The Safety Board believes that current federal drug testing regulations do not help employers make well-informed hiring decisions or keep drug abusers from operating commercial vehicles. Therefore, the Board recommended that FMCSA develop a database that would record all positive drug and alcohol test results and driver refusals. This would allow employers to verify and evaluate a driver's drug test history without relying on information provided by the driver or previous employers.
Oregon, for example, requires all positive drug tests by Oregon CDL drivers to be reported to the Oregon Department of Transportation. Between September 2000 and May 2001, 269 positive results were reported to the system - - most from random drug tests. This information could then be released - - with the driver's permission - - when applying or renewing a commercial driver's license.
As you can see, the New Orleans bus crash brought attention to numerous deficiencies in the commercial driver medical certification and the drug-testing programs. These deficiencies endanger the traveling public and jeopardize those individuals working in surface transportation. Interestingly, prior to the crash, the company involved in the New Orleans accident was the second largest charter operation in New Orleans. They are now no longer in business.

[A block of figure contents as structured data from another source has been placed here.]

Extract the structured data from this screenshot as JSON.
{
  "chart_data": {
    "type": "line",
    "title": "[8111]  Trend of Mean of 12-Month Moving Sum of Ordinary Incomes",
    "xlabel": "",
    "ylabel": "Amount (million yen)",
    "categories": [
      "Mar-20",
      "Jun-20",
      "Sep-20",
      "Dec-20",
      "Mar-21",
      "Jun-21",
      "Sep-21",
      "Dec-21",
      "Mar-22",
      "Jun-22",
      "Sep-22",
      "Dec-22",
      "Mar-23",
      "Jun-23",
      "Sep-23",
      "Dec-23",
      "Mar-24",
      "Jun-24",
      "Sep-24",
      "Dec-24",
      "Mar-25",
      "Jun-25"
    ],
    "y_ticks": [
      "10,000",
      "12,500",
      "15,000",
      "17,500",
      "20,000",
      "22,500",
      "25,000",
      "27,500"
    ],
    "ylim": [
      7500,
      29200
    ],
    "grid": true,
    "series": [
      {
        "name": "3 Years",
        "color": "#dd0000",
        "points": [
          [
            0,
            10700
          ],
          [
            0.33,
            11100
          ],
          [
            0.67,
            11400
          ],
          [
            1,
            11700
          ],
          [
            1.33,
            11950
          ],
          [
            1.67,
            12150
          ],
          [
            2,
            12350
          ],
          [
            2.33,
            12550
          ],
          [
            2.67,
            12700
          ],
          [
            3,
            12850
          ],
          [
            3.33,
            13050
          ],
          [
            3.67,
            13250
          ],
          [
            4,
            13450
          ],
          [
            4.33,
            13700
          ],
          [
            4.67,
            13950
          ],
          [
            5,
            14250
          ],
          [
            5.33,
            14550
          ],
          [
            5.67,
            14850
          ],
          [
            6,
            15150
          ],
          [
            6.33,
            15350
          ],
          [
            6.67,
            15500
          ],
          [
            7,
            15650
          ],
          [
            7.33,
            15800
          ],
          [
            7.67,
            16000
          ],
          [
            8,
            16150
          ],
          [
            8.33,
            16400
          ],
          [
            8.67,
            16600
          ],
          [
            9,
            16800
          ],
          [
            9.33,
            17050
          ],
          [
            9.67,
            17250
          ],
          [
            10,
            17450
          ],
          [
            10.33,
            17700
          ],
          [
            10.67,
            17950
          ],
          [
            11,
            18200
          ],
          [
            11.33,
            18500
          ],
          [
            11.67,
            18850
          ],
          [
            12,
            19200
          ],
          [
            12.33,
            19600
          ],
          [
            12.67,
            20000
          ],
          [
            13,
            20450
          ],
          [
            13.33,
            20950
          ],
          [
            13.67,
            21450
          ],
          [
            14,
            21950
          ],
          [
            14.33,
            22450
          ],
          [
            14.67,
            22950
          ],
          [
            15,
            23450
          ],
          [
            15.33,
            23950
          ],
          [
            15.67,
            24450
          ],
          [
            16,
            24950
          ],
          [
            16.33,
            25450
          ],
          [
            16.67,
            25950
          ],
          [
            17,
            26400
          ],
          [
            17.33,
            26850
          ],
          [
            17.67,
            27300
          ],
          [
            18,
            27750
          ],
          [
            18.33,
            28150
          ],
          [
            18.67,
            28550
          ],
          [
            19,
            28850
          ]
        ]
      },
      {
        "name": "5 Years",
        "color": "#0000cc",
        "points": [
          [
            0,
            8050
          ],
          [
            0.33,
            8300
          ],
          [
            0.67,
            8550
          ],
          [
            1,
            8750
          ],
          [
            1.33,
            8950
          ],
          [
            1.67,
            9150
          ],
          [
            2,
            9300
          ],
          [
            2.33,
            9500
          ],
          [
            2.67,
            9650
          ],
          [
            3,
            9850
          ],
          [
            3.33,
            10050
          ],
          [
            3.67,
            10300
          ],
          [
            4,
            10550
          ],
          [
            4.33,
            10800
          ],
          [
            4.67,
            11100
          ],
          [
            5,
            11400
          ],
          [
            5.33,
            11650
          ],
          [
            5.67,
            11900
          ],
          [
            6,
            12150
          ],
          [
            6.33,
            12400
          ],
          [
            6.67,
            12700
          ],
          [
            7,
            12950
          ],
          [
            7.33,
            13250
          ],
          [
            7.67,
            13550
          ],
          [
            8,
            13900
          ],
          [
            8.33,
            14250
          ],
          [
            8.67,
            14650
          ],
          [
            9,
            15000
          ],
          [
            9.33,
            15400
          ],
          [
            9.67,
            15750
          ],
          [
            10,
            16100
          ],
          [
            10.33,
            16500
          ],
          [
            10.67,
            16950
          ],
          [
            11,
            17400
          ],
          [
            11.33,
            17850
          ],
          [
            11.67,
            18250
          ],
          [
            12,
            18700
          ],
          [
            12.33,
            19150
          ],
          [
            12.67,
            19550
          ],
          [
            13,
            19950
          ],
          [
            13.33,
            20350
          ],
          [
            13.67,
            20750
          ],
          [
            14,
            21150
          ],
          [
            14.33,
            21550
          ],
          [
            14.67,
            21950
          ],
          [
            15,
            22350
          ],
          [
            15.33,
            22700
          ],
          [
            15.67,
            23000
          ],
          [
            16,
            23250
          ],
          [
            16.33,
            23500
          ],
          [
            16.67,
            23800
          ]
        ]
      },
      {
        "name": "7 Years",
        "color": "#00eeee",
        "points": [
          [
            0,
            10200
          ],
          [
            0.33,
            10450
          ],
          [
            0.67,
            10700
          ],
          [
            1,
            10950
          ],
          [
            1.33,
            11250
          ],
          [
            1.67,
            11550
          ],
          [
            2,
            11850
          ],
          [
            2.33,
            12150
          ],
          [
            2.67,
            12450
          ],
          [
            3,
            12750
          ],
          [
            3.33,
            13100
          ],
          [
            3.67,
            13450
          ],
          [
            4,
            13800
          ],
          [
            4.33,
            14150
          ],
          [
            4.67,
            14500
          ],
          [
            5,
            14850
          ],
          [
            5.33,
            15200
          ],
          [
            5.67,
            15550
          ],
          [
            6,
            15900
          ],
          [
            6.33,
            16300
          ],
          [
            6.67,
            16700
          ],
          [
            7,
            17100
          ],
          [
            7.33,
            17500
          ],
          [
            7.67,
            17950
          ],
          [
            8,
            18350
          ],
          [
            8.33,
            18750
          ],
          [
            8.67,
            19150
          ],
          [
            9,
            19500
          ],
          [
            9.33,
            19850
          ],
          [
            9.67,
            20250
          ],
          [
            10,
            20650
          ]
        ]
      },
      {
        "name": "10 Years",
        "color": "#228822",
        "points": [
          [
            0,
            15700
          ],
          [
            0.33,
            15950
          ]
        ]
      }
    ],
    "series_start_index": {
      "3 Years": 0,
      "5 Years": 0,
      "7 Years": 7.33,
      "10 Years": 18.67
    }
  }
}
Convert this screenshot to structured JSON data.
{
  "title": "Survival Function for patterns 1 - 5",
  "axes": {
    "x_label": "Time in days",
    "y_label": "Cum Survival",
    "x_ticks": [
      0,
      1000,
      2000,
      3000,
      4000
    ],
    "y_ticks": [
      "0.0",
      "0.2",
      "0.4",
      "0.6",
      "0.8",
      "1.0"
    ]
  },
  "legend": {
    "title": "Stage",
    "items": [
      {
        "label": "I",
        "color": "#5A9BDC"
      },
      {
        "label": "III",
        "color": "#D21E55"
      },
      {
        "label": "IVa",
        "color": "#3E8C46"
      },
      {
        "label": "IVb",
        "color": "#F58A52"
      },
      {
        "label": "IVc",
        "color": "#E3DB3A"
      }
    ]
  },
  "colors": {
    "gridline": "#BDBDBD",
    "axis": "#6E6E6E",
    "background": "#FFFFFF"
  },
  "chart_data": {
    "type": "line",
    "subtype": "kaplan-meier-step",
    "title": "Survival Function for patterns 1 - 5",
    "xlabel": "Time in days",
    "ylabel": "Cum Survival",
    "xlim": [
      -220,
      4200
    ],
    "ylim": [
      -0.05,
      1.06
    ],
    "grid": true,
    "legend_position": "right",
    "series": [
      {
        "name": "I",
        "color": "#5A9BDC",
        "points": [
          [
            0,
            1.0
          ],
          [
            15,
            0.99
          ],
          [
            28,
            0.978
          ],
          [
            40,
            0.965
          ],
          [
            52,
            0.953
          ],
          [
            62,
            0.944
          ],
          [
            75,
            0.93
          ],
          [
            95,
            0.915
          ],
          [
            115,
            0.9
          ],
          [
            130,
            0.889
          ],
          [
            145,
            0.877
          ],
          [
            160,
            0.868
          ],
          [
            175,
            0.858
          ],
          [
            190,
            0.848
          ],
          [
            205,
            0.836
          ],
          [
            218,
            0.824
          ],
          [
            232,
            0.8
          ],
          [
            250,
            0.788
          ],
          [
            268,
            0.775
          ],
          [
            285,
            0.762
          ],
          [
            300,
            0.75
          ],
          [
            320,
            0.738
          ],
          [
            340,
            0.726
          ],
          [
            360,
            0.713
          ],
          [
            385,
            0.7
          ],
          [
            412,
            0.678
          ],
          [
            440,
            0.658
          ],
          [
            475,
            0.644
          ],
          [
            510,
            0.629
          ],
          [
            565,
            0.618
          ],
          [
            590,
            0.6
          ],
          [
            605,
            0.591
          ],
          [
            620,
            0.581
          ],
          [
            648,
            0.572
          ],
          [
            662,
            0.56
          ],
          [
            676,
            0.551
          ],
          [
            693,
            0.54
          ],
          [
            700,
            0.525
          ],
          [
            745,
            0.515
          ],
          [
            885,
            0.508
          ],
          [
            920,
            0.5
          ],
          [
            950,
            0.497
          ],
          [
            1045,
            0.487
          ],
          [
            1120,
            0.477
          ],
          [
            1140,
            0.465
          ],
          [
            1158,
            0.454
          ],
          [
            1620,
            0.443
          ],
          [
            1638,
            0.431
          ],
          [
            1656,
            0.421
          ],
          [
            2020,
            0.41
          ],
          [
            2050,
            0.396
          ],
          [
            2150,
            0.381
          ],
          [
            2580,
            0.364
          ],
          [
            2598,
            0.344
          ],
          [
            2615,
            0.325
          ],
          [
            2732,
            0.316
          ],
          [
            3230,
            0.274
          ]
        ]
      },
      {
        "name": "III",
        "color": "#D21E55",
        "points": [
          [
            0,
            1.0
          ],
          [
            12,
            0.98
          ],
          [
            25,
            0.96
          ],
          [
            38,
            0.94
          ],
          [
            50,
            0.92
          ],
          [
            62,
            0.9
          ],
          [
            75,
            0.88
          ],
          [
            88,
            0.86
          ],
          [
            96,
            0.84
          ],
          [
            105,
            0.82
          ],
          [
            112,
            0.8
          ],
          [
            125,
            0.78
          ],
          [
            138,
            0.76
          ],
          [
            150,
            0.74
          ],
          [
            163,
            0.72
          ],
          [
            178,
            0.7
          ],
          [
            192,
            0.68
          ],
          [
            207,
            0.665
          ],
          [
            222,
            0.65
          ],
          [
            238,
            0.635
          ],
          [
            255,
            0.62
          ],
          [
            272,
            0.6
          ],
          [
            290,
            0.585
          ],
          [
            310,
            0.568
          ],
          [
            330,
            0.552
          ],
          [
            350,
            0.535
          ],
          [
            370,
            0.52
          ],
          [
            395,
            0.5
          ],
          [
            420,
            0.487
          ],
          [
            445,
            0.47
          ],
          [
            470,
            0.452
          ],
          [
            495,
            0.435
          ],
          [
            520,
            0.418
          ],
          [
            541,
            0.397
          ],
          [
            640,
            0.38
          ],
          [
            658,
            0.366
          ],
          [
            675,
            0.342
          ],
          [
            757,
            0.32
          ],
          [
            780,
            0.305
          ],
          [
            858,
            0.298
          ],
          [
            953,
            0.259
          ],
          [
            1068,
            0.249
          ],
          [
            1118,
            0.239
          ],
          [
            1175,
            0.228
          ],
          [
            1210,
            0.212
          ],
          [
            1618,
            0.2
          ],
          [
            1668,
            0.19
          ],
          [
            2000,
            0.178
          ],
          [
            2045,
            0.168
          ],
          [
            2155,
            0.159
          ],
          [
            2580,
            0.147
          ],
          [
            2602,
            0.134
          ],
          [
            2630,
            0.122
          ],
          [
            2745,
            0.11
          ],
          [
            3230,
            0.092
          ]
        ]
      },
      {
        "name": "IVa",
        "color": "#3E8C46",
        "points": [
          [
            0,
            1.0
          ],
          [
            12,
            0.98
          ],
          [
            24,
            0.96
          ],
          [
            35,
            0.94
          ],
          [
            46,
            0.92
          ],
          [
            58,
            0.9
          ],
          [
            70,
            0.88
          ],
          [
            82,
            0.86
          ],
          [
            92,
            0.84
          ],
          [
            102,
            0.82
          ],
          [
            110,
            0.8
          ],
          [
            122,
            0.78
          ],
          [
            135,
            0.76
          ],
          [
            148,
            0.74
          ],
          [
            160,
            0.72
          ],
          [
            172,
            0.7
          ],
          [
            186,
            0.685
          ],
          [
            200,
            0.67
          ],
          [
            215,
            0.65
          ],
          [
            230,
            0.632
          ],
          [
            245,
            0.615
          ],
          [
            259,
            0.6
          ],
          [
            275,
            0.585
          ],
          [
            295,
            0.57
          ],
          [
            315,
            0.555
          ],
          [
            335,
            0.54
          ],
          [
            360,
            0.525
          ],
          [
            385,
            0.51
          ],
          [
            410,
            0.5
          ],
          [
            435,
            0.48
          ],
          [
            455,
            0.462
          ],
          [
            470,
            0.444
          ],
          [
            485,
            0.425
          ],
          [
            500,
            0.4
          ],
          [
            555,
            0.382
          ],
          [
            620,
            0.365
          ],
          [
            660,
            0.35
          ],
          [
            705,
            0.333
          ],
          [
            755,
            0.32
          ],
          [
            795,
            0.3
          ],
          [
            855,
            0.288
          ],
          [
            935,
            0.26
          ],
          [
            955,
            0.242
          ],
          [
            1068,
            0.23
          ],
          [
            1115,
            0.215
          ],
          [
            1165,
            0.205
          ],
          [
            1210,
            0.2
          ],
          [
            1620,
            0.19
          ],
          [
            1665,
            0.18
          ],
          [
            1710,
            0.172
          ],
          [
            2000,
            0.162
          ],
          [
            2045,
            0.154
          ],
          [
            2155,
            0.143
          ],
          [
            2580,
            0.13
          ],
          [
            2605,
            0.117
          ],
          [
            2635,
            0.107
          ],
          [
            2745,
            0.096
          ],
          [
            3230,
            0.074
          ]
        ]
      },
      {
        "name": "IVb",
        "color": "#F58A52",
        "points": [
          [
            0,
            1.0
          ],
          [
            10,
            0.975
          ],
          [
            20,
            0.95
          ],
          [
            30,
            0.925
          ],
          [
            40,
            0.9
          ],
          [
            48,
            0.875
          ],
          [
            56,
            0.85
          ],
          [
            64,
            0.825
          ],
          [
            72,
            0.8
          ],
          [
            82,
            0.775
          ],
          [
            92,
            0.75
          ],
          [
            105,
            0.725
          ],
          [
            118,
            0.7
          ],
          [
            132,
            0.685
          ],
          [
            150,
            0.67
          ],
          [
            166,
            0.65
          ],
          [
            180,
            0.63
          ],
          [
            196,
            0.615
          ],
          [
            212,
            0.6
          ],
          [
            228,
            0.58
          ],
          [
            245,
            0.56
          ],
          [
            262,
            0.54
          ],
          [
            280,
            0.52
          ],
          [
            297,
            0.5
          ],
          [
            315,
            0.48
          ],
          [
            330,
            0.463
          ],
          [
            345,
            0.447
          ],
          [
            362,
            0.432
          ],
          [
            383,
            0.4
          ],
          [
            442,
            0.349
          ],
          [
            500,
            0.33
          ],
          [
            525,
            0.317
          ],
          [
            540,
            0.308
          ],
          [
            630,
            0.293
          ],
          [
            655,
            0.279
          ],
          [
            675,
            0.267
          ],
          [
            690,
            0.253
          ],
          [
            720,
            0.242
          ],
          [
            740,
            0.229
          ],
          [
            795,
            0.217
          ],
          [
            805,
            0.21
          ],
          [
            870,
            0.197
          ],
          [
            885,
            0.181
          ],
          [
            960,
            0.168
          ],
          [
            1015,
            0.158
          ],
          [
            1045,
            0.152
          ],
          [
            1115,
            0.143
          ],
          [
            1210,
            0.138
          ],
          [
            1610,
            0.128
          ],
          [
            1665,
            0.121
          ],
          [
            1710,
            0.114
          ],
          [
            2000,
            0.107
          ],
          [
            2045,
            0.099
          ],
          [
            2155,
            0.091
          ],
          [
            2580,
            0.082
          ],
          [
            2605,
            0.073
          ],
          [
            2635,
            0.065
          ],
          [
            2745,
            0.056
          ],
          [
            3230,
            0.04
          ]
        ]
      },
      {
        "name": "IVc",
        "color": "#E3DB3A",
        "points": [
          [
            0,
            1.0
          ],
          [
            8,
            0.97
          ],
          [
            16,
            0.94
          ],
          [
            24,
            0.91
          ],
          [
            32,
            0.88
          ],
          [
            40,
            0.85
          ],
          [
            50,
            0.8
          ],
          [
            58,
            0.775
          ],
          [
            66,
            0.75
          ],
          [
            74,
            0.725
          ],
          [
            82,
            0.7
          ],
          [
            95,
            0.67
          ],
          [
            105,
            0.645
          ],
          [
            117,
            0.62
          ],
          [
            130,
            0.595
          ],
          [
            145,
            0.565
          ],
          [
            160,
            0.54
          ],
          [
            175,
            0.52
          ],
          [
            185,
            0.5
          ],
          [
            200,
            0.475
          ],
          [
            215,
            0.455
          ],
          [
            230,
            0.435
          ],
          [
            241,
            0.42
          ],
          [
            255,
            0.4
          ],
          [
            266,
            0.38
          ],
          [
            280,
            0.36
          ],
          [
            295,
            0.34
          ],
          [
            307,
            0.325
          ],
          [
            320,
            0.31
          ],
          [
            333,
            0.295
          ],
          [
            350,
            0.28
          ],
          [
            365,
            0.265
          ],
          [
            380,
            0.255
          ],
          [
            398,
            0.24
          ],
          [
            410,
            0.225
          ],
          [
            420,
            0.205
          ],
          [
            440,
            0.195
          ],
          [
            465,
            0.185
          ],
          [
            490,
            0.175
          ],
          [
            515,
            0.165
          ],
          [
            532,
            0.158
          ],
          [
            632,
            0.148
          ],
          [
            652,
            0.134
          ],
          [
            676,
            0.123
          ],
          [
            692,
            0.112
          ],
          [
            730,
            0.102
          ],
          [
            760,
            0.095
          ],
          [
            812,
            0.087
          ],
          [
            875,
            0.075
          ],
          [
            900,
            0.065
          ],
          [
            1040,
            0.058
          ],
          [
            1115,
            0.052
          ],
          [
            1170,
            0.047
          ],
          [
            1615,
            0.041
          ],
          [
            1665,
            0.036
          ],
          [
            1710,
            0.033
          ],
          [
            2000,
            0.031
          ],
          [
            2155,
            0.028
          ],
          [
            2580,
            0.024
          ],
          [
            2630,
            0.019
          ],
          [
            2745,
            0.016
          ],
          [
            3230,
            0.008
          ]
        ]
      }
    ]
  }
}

As a result of our investigation, the Safety Board has proposed significant changes to both the medical certification and drug-testing programs. However, we aren't proposing anything new. There are successful examples of each of our proposals in several states and at the Federal Aviation Administration (FAA). FAA medical examiners are required to attend a training course, given a handbook of examination procedures, and regularly advised of regulatory changes. In addition, the FAA reviews and tracks all pilot examination forms. Our fellow citizens deserve a system that protects them on the highways as well. I urge each of you to work with the FMCSA, your associations and union representatives, and the states to ensure that these recommendations are implemented.
Working together, the NTSB and the UMA can bolster the safety of our transportation system and ensure the safe travel of our fellow citizens. Now more than ever, it is our responsibility to not only ensure the continued safety and security of our transportation system but to also secure the future of what Abraham Lincoln so appropriately titled, the last, best hope for mankind.
Our cooperative spirit will help remind the terrorists who attacked this country of a fact they apparently overlooked - - the true strength of America lies not in the steel of its buildings but in the hearts of its people.